If Health Savings Accounts generate more funds than required, the surplus flows over to a regular IRA, where it is available for supplementing retirement income; that's pretty easy. If hospital costs are generated, they are paid by the Catastrophic Health Insurance required to accompany all HSAs. That insurance has a deductible, usually with a fixed upper limit to out-of-pocket assessments. So, it is possible to generate more medical costs than remain in the HSA account, by a combination of these hospital residuals, as well as outpatient charges. This is more likely to occur in young people before the Account has a chance to accumulate, but it could happen at any age. On the level of theory, it is intended to threaten everyone a little, in order to restrain unnecessary spending. Furthermore, if the subscriber has other sources of savings, it is clearly better to use them than the money in the account, in order to preserve the tax shelter. Increasingly, all insurance is adopting "patient participation" features, so the difference between insurance and HSA is progressively narrowing. Indeed, the nearly universal adoption of high deductibles, co-pay features, and a new feature of Obamacare is likely to generate considerable resistance when it becomes generally applied.
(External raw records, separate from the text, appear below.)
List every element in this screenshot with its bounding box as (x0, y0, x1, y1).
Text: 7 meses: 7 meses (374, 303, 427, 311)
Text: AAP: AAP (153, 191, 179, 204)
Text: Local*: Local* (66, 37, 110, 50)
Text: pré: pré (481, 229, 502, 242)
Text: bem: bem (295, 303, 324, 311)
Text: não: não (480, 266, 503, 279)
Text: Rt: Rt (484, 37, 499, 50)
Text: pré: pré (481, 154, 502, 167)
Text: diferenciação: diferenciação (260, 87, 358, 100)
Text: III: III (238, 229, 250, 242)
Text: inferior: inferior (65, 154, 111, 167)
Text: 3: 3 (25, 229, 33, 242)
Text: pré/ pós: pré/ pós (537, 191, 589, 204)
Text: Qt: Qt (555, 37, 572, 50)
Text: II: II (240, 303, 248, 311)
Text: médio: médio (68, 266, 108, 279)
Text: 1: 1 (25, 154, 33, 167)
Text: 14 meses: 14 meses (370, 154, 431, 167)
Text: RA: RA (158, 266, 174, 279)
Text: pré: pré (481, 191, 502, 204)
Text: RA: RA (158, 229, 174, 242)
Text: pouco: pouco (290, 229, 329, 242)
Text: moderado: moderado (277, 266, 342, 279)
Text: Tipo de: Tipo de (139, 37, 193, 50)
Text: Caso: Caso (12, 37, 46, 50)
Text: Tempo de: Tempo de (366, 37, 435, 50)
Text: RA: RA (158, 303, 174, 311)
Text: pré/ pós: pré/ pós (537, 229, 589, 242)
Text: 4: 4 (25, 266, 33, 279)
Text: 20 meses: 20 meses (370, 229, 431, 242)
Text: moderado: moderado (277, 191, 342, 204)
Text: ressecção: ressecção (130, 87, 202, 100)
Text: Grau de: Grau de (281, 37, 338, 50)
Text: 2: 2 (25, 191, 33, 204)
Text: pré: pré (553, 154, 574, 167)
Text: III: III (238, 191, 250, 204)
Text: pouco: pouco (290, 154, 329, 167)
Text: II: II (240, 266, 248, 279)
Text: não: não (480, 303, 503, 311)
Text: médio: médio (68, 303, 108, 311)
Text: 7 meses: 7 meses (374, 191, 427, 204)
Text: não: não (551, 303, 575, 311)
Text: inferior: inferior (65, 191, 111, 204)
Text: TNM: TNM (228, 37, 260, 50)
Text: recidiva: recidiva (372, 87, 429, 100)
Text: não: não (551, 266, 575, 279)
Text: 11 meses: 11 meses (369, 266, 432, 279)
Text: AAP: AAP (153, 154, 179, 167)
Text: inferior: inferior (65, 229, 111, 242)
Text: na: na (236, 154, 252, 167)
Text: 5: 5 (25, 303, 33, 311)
That new feature is the "metals" concept of covering only 60% (bronze), 70% (silver) or 80% (gold) of the bills, leaving the patient to pay the increasingly burdensome residual. Paradoxically, this could easily combine into 50% of the health cost operating outside of the insurance, considerably more than most HSAs experience. In time, this will provide an interesting experiment, testing whether coercive measures are more or less effective than the enticement of keeping part of what you save, which is the HSA approach.

Therefore, it is intriguing to conjecture whether lowering effective patient costs might help attract Medicare patients to switch from insurance to individual accounts, substituting savings from prudent health purchasing, for coercive "patient participation in costs". Since Medicare premiums are taken as deductions from Social Security, rebating some of the payroll tax would be simple to add to the check. And eliminating Medicare premiums could have immediate impact. After a few years, many Medicare patients might have $75,000 in the account. Those who do not, would build up the account rather rapidly with the payroll and premium rebates, remembering it would require an investment return of 6% to produce the same benefit as in the example given earlier. Although we have used the "lifetime" convention extensively in this book, it has seemed likely that politicians would scarcely dare mention the possibility of eliminating Medicare, triggering the "third rail" of senior citizen politics. However, serious disease progressively concentrates into the Medicare age group, relentlessly raising the Medicare budget into the far future. The idea that the Medicare age group would begin to demand the substitution of a cheaper alternative, never occurred to me or many politicians, because it was difficult to imagine an alternative for the old folks which would seem cheaper to them. But a comprehensive approach, eliminating the Medicare premium, and the payroll deduction, might just do it. To which, most politicians would reply, we must wait to see. Voluntary, to be sure, and probably very hesitantly, a few who were pleased with HSA during working years, might want to continue it after they retire, using rebate of their payroll deductions, and possibly adding to it somewhat.